9 Responses to “Retail Therapy”

  1. Sara Says:

    I indulge in a Bahamarita, (the best magarita I’ve ever tasted) at a local restaurant. I also order the pan-seared talapia with sweet potatoes. Mmmm . . .

    The wooden storks, etc, I remember when I was growing up in Texas. I don’t think I have seen one here in Nevada yet!

  2. Jen P Says:

    My mother worked at the largest hospital in Houston for, I dunno, 15 or so years, in the post-delivery section where they would help load those storks into the car. She thought they were ‘just delightful’ and I’d cringe to see one. Even as a teenager it just seemed so…tacky?

    I’m so glad they’re not here. Whew. I don’t think the farmers would know how to cope.

    My very trusty period routine involved a bottle of cabernet sauvignon (only South Australia will do), the more expensive the better if an especially ‘hopeful’ cycle, a large bar of chocolate, a comfy pair of Ugg boots, pajamas and the entire couch to myself. To cry, to pout, to scream, whatever I wanted, depending on how I was feeling.

    When Nip/Tuck started, it was an especially good distraction and SATC was also taped for period viewing. I don’t even want to add up how much more money we’d have had I not had those routines, but for sanity’s sake, it was brilliant. Especially for the insulin resistant chick who was supposed to be losing weight, rather than indulging.

    Any chance of a peek at the handbag??? I know I’m a serious handbag addict.

    Hope all is well.

  3. Roxanne Says:

    LOL. No giant storks. Just George Bush signs….which is SOOOOO much worse! I am going to get a massage and I’m going to get a manicure. I hadn’t done my nail during the two week wait, since I’m completely paranoid. So now they look like crap. That bag does look cute! I love pink.

  4. alex Says:

    I just wanted to say hello and say how adorable your sweet kitties are (one of the infertile prerequisites). I have four….I like cats a little ;)

    How about a giant negative pee stick with words like It definelty will not be a girl or a boy!! I agree those things are tacky..I live in the city where one would not have room for anything like that…for once my small yard comes in handy.

  5. Jen P Says:

    Oooooooh I love the handbag!! Thanks for posting the pic!

  6. Day Says:

    I am DROOLING over that handbag…yes, I’d do whatever I could to find the money for that one.
    Periods, especially ones which came with a BFN, were a call for pampering- massages, facials, pedicures, highlights- whatever made me feel well-groomed and pretty usually did the trick to soften those PMS blues.

    The giant stork signs and cartoon characters were big in Jersey; here in MA I’ve seen a few here and there but not like back home.

  7. Nina Says:

    I love retail therapy. Usually when I get my period I head over to Barnes and Noble and buy a book. Or two. Depending on how bad the cramps are!

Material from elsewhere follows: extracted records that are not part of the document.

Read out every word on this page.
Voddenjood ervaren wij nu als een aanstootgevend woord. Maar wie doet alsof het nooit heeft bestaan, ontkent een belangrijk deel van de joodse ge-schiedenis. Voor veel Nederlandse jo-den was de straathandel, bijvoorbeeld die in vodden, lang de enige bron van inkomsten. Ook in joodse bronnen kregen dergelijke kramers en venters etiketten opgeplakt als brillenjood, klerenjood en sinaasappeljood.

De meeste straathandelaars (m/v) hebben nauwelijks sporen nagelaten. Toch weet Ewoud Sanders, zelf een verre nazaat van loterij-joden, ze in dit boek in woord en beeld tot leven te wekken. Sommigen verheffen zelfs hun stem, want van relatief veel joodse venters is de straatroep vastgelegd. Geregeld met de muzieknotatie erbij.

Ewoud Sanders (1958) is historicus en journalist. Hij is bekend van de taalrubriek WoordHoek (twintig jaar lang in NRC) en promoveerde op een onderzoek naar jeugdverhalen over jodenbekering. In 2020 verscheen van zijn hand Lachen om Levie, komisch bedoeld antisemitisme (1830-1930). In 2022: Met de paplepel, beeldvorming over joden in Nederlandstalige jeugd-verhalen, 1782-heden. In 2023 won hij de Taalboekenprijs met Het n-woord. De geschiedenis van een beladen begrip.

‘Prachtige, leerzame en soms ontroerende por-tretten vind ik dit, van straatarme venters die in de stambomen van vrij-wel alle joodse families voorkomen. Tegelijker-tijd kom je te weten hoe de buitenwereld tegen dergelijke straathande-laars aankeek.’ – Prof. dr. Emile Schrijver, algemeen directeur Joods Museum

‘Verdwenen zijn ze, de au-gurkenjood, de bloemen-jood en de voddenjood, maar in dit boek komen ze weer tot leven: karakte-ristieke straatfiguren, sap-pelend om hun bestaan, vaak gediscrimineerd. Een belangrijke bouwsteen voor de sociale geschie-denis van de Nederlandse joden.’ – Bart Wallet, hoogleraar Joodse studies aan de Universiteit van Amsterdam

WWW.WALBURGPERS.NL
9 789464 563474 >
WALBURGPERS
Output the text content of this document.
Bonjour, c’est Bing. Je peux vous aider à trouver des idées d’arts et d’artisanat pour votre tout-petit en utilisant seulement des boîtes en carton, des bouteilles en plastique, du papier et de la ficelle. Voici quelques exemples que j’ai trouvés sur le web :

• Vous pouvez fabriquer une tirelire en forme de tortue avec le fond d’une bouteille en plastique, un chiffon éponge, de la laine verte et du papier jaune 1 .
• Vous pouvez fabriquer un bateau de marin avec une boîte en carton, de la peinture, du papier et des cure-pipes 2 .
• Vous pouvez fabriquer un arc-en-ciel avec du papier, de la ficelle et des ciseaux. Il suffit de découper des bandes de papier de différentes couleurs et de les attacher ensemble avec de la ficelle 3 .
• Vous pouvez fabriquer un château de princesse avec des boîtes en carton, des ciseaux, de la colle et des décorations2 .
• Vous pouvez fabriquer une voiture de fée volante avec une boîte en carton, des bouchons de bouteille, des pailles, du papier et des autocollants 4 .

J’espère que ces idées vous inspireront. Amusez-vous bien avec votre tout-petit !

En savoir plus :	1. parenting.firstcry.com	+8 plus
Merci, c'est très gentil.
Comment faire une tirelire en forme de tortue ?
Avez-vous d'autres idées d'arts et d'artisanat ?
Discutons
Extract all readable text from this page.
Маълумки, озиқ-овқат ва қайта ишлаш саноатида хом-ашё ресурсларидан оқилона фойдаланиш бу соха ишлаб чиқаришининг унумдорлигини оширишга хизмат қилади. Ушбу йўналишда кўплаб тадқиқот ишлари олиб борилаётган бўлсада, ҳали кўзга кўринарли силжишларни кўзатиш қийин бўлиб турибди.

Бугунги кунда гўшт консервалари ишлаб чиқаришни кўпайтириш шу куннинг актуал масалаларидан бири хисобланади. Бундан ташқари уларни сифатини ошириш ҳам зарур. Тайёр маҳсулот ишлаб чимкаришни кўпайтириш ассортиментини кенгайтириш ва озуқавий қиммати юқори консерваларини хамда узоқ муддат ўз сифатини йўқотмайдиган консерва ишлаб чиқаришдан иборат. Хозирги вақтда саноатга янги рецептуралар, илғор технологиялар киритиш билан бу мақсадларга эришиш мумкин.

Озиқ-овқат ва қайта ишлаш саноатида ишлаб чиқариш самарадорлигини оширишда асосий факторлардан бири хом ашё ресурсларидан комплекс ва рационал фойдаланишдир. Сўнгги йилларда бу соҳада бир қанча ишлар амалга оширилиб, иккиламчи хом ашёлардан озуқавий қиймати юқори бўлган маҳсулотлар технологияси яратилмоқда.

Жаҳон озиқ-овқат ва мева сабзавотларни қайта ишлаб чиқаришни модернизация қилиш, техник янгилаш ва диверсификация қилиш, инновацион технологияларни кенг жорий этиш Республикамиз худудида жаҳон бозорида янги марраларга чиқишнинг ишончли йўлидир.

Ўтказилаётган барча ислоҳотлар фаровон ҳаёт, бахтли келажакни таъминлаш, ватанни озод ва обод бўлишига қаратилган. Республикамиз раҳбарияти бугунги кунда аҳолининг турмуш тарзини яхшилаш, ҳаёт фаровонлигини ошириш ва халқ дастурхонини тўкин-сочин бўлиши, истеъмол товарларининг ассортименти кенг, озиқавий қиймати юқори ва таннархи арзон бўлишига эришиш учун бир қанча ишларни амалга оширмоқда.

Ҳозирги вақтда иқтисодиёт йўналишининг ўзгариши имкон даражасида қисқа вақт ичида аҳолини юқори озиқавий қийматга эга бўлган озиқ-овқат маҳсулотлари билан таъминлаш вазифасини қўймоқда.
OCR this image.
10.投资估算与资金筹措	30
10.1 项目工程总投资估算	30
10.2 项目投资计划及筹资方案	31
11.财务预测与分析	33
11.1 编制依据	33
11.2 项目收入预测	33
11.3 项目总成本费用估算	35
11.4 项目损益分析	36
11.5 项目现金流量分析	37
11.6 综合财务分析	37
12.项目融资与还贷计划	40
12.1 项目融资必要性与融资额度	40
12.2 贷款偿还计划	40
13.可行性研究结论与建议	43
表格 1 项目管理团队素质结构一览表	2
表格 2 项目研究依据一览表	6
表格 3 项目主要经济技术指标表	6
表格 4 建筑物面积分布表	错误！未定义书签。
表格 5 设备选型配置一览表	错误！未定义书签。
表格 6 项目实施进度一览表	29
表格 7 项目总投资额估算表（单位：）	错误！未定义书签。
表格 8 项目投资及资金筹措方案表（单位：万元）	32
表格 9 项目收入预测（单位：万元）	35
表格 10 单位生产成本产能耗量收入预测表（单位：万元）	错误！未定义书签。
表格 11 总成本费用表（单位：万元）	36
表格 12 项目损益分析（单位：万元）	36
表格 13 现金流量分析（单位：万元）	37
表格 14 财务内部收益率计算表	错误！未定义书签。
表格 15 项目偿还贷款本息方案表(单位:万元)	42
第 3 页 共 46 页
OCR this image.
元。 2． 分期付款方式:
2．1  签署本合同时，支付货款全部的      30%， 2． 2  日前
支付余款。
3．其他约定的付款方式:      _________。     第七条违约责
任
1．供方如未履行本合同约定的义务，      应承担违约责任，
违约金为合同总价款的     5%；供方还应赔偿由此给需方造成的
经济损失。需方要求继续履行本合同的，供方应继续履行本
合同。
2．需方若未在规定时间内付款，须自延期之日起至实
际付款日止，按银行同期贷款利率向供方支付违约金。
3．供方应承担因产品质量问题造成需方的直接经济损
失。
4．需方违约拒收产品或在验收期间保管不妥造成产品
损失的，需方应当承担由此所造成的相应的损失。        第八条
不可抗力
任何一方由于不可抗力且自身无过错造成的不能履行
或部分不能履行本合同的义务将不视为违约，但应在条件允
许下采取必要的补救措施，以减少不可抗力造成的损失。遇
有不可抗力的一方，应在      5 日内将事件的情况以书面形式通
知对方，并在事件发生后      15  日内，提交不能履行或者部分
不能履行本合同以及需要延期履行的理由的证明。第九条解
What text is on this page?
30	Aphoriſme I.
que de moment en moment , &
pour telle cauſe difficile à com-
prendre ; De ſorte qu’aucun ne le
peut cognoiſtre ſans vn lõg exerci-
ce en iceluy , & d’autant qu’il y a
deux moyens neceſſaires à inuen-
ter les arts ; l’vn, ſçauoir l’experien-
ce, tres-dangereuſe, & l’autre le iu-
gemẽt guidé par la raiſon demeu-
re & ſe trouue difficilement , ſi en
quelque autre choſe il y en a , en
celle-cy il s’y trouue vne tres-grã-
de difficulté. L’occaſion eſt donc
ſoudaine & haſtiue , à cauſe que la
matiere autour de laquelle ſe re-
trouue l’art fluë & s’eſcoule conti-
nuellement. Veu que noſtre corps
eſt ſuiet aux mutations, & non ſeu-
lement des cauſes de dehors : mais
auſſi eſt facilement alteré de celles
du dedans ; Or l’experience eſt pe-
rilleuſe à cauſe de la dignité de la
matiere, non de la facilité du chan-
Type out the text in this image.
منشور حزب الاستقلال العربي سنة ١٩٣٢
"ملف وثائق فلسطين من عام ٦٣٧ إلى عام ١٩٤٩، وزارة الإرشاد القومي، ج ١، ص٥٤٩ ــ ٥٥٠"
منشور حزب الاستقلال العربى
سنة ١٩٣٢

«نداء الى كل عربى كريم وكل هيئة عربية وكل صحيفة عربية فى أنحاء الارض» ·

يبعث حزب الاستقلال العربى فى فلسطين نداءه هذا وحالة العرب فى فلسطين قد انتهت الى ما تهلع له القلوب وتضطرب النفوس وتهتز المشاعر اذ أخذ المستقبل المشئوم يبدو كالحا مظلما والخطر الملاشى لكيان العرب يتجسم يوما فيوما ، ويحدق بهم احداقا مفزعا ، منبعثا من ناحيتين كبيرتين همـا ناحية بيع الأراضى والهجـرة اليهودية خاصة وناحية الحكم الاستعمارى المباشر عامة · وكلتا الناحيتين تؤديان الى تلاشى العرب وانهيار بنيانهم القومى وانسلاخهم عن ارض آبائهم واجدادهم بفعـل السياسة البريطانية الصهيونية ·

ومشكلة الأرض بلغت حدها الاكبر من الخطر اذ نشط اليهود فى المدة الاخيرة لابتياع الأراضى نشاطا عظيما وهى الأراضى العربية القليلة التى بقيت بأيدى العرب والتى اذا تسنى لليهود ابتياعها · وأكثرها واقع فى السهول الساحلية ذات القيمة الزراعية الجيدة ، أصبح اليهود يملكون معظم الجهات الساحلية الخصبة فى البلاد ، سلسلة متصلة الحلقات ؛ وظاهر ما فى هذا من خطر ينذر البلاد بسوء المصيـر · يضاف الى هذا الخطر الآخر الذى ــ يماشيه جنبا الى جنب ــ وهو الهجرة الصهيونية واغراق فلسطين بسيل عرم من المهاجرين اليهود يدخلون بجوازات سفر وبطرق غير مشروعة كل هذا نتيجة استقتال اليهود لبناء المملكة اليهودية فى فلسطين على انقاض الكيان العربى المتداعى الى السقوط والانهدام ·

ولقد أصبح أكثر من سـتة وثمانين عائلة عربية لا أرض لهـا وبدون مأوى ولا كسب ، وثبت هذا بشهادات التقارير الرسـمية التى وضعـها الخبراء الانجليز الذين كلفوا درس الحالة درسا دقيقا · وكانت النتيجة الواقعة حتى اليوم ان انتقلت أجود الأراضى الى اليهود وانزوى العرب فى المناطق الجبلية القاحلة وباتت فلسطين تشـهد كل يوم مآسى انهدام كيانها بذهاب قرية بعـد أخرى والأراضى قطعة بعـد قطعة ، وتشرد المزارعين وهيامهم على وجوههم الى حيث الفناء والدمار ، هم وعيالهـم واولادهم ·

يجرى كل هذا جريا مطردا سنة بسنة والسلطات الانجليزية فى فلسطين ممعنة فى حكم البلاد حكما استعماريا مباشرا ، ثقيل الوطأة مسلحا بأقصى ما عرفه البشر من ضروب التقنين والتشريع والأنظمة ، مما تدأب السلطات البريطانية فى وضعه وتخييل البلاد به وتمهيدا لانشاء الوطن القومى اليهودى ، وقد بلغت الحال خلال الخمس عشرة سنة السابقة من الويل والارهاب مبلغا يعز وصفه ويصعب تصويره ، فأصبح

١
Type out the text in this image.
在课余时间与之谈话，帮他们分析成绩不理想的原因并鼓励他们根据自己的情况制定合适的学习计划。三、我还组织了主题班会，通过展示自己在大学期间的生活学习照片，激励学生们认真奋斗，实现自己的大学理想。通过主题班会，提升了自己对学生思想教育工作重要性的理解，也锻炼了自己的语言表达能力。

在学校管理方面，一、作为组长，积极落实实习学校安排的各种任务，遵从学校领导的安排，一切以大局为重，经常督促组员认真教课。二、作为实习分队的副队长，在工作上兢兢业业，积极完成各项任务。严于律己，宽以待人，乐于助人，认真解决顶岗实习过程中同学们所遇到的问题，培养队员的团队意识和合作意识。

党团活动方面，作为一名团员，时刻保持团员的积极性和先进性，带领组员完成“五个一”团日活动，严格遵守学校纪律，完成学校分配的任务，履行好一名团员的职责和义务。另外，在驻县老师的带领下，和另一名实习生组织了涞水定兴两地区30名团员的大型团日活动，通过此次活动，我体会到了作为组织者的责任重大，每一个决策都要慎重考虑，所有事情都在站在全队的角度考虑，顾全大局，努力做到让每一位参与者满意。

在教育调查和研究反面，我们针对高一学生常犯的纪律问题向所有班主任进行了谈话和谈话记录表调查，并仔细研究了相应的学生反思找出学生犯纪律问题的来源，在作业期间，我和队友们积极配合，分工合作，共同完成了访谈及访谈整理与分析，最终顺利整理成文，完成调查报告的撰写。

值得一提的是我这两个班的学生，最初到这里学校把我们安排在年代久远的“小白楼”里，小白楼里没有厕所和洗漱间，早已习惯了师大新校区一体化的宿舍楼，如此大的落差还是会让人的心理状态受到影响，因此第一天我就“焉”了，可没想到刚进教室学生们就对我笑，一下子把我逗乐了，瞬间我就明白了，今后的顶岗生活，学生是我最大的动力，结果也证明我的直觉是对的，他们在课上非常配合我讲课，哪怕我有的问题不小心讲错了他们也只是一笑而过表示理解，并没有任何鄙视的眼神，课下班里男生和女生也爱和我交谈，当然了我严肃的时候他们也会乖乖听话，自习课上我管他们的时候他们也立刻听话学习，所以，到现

    Second choice for me is definitely a new bag!

  8. jamie Says:

    Ben&Jerry are my therapists.

    No one puts anything in their lawns here either. Our homeowners assn. is crazy strict about signage (although someone on my street still has christmas lights up…)

  9. amanda Says:

    Love the bag. I know you weren’t particularly down, but when I have a REALLY bad day…it is my excuse to eat a BIG MAC! I mean…i know they are horrible…but I love them. And so…before TTC..I maybe had 1-2 per year. Since TTC..it is about one every other month. Not good for the already expanding waistline that comes with ART.

    Oh…and I think any signs saying there is a new baby in the house is an invitation for crazy people to want to come in and take your baby!! I would never call attention to it.